Kira-kira pukul 5 pagi aku hampir mencapai jalan raya dan juga melihat keramaian orang-orang di pasar. Rupanya aku telah sampai di perbatasan Wonosobo dan masuk di daerah Mangir, kubeli 2 stel baju baru, akupun sempat mandi di kamar mandi umum yang ada di sekitar pasar.
Setelah aku merasa badanku agak segar dan bersih, akupun keluar membeli makanan serta satu botol air mineral. Lalu kulanjutkan pelarian dengan naik bis. Dalam bis kota akupun tak tahu mau kemana, dari terminal satu ke terminal lainnya dari kota satu ke kota lainnya. Aku tak menyadari telah ganti berapa bis, yang ku tahu sudah 4 malam kuhidup di jalanan. Terakhir kudengar kondektur berteriak Tanjung Perak…Tanjung perak. Kuterhenyak tanpa pikir panjang kulangsung turun. Suasana hiruk pikuk dipelabuhan membuatku kebingungan, bahkan serasa ketakutan apabila melihat orang yang berseragam polisi. Kuayunkan kakiku dengan gontai kepapan informasi, kubaca pengumuman. Pukul 09.00 hari Rabu kapal Tidar menuju pelabuhan Makasar telah sandar, tanpa pikir panjang akupun menuju ke penjualan tiket, kuyakinkan diriku kalau aku harus secepatnya meninggalkan daerahku.
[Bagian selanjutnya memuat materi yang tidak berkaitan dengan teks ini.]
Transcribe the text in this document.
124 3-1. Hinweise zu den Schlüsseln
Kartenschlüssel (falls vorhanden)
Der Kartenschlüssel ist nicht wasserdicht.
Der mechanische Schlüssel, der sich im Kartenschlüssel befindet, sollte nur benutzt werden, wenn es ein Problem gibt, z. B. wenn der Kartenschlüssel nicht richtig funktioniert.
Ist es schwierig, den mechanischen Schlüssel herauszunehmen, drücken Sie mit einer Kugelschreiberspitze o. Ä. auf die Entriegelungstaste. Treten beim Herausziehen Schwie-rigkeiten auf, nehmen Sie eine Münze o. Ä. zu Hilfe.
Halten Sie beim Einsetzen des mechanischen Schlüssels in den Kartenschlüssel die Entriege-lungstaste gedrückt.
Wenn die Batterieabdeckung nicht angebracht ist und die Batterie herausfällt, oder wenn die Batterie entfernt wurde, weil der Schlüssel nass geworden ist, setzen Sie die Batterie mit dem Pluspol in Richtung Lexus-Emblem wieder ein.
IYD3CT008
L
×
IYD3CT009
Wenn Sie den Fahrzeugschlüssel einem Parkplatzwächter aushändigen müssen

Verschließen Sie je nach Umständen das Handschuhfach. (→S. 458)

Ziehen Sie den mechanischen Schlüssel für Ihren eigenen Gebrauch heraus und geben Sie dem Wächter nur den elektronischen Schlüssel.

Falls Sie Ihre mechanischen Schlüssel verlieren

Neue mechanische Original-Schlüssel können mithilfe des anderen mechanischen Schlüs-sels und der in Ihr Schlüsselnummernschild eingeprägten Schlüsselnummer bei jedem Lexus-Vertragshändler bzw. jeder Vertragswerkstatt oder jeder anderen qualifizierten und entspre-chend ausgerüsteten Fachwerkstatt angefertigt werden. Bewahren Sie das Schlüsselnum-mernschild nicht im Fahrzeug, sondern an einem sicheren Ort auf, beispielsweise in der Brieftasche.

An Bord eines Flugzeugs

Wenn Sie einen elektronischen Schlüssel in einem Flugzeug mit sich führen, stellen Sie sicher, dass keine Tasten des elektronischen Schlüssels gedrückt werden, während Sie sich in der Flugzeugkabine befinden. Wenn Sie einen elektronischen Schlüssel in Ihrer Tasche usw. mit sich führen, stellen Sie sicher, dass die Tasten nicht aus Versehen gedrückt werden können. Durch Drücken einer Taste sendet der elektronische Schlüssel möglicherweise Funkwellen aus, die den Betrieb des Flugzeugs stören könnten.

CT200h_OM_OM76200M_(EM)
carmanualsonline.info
Kusimpan rapi tiket dalam kantongku, akupun memilih tidur di pelabuhan, tak kupedulikan walau aku harus beralaskan koran. Keesokan paginya tepat pukul 09.00 kapal Tidar sudah bersiap-siap berlayar mengantar para penumpang, kukemasi barang-barangku yang memang tidak seberapa banyak. Akupun mengikuti para penumpang lainnya untuk pemeriksaan tiket dipintu utama. Walau berdesak-desakan tapi aku masih bisa menemukan tempat duduk kosong, maklum aku beli tiket kelas ekonomi, perlahan-lahan Kapal Tidar bergerak meninggalkan pelabuhan sejenak aku bisa melupakan resah dihatiku. Setelah ruangan menjadi agak tenang. Kumelangkah ke pinggir kapal, kuhirup udara pelan-pelan, Ya Allah akan kemanakah aku nanti setelah sampai dipelabuhan Makasar, tiada sanak saudara yang kukenal, dan kalau ingat keadaan anak-anakku, semakin sesak dadaku ini menahan kerinduan yang tiada tara. Beruraian airmataku, oh….suamiku tercinta tak kusangka begitu teganya kau berbuat hal sejahat itu pada istrimu. Apakah ini kado istimewa darimu disaat hari pernikahan kita? Kenapa juga kau tega memisahkan aku dengan kedua buah hatiku?